The 50-year-old Singaporean man, Lon Lee Alle, was severely injured by a bite by the animal on his left leg. He was soon rushed to a nearby medical centre for treatment by military speed boat, the Jakarta Post reported.
Komodo National Park's head, Sudiyono, said the incident was "the first in the past five years".
He added that Alle was in the region to visit the Komodo National Park and to save expenditure on the trip he was staying with the locals at the place away from designated safe areas marked by park rangers.
Initially, the Singaporean was watching Komodos while they were having their lunch, however, later he got close to them for pictures, ignoring villagers' warning.
"He must have been too close. A Komodo doesn't like to be disturbed when eating," Sudiyono said.
"The incident took place away from the area set by us where tourists are allowed to observe Komodos.
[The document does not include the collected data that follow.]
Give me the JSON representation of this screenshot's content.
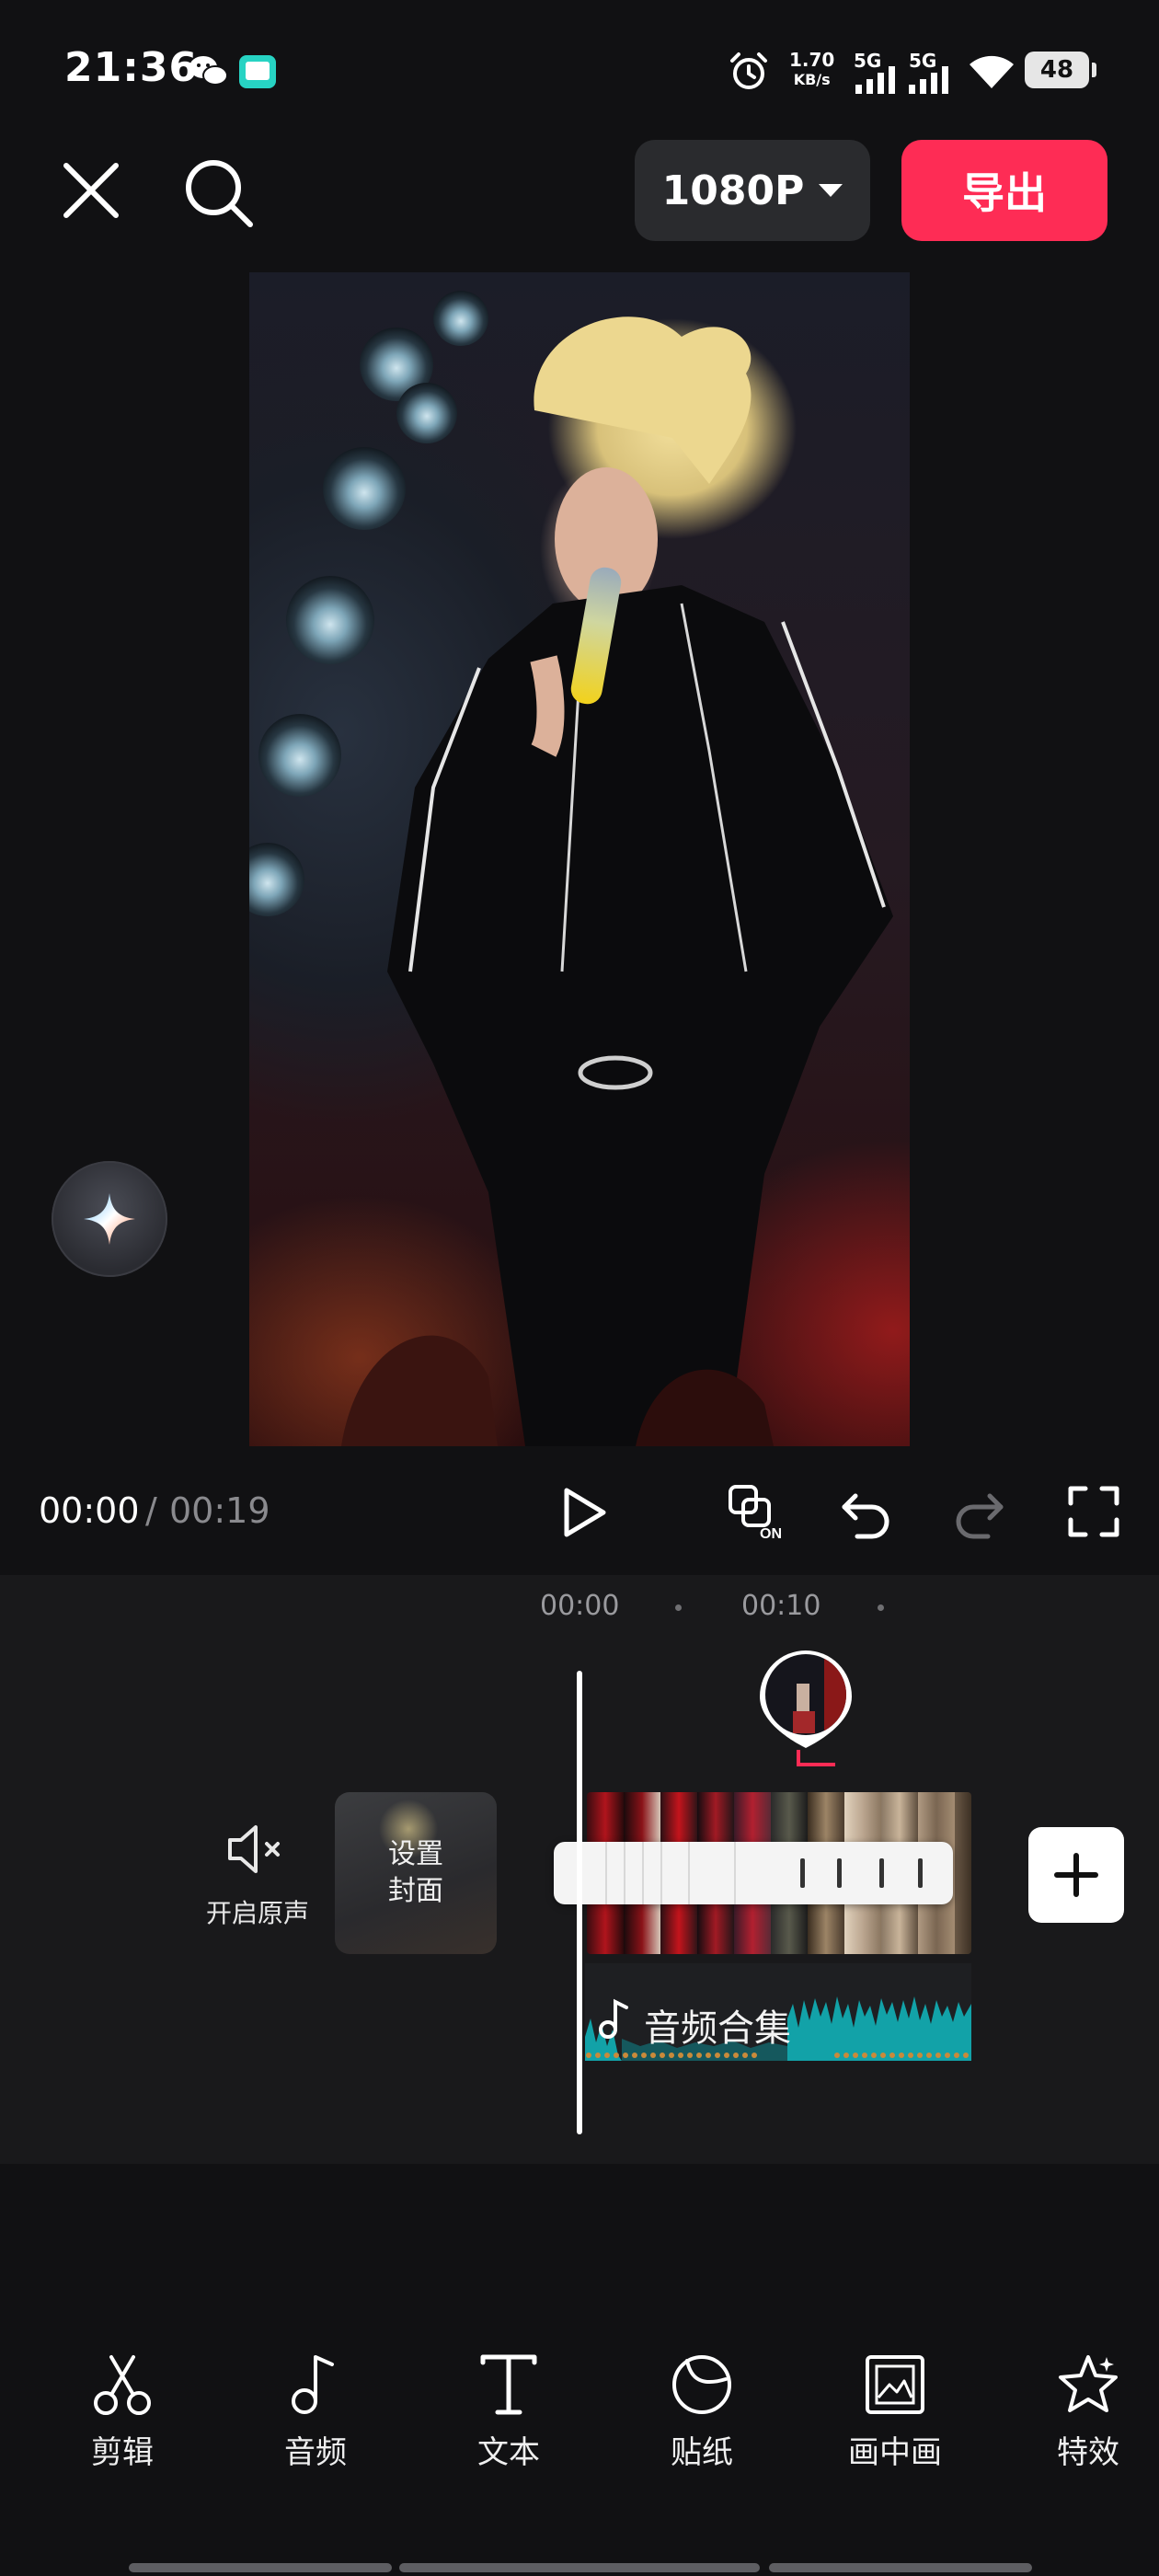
{
  "status_bar": {
    "time": "21:36",
    "net_speed_value": "1.70",
    "net_speed_unit": "KB/s",
    "signal_1": "5G",
    "signal_2": "5G",
    "battery": "48"
  },
  "top_bar": {
    "resolution": "1080P",
    "export_label": "导出"
  },
  "playback": {
    "current_time": "00:00",
    "separator": "/",
    "total_time": "00:19"
  },
  "timeline": {
    "ruler": [
      "00:00",
      "00:10"
    ],
    "mute_label": "开启原声",
    "cover_label_line1": "设置",
    "cover_label_line2": "封面",
    "audio_label": "音频合集"
  },
  "toolbar": {
    "items": [
      {
        "label": "剪辑",
        "icon": "scissors-icon"
      },
      {
        "label": "音频",
        "icon": "music-note-icon"
      },
      {
        "label": "文本",
        "icon": "text-icon"
      },
      {
        "label": "贴纸",
        "icon": "sticker-icon"
      },
      {
        "label": "画中画",
        "icon": "picture-in-picture-icon"
      },
      {
        "label": "特效",
        "icon": "effects-star-icon"
      }
    ]
  },
  "colors": {
    "accent": "#fe2c55",
    "background": "#111113",
    "audio_wave": "#12a2a8"
  }
}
I also appeal to all tourists to take guides with you when wandering around to see Komodo dragons.
"Never risk your safety by staying with locals and watching Komodos without an official guide only for the sake of your budget," the park head added.
Komodo dragons are the world's largest lizards and have a deadly amount of venom. Instead of using a strong bite force on its prey, the deadly animal keep a vice-like grip on them, so that the venom can seep into the large wounds that they make with their teeth, a report by Proceedings of the National Academy of Sciences said.